Desde niño cuando entro a una habitación de hotel por primera vez siento la ilusión especial de quien abre un regalo el día de Navidad. ¿Qué vistas tendrá? ¿Cómo será la cama? ¿Y la ducha? ¿Se habrá olvidado alguien algo en los cajones? ¿Qué habrá pasado en esta habitación antes de que yo llegara? Cuando voy solo me tomo mi tiempo y dedico el rato que sea necesario para familiarizarme con la que será mi casa las próximas 24, 48 o 72 horas. Me encanta. El otro día entré acompañado a un hotel con vistas a la Pedrera en la siempre bonita Barcelona. Salté sobre la cama, abrí las cortinas de par en par, escudriñé el mini bar y decidí que esa habitación, esa tarde, esa chica, merecían abrir un botellín de Jack Daniel’s sin hielo y bebérselo con los vasos esos que dejan en los cuartos de baño tapados con cartón ribeteado que simula el encaje de los sujetadores.
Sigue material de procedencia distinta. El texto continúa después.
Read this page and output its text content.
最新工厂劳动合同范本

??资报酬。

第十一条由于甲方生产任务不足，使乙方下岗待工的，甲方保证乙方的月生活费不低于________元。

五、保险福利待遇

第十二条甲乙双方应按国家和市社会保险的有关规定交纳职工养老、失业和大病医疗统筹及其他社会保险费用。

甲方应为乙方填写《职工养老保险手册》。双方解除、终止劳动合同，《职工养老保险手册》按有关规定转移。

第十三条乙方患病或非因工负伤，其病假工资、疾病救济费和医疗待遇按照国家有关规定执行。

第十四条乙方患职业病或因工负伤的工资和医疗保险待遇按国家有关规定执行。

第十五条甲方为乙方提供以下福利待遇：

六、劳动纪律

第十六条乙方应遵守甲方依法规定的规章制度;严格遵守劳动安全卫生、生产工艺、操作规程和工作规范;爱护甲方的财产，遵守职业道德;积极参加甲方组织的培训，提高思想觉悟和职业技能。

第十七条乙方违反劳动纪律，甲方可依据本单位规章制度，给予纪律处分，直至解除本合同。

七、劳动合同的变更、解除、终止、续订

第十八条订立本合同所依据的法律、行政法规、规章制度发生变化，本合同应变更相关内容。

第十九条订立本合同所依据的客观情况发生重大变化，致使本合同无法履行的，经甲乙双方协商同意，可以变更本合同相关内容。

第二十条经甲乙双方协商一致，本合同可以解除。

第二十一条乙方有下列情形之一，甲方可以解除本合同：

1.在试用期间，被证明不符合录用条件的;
Ella me miró sin saber muy bien qué estaba pasando y me dijo “¿siempre haces eso cuando entras a un hotel?”, no le contesté porque lo preguntó justo después de beber el primer sorbo de whiskey pese a decirme que no le gustaba y ese gesto merecía parar el tiempo y que inmediatamente me la comería a besos.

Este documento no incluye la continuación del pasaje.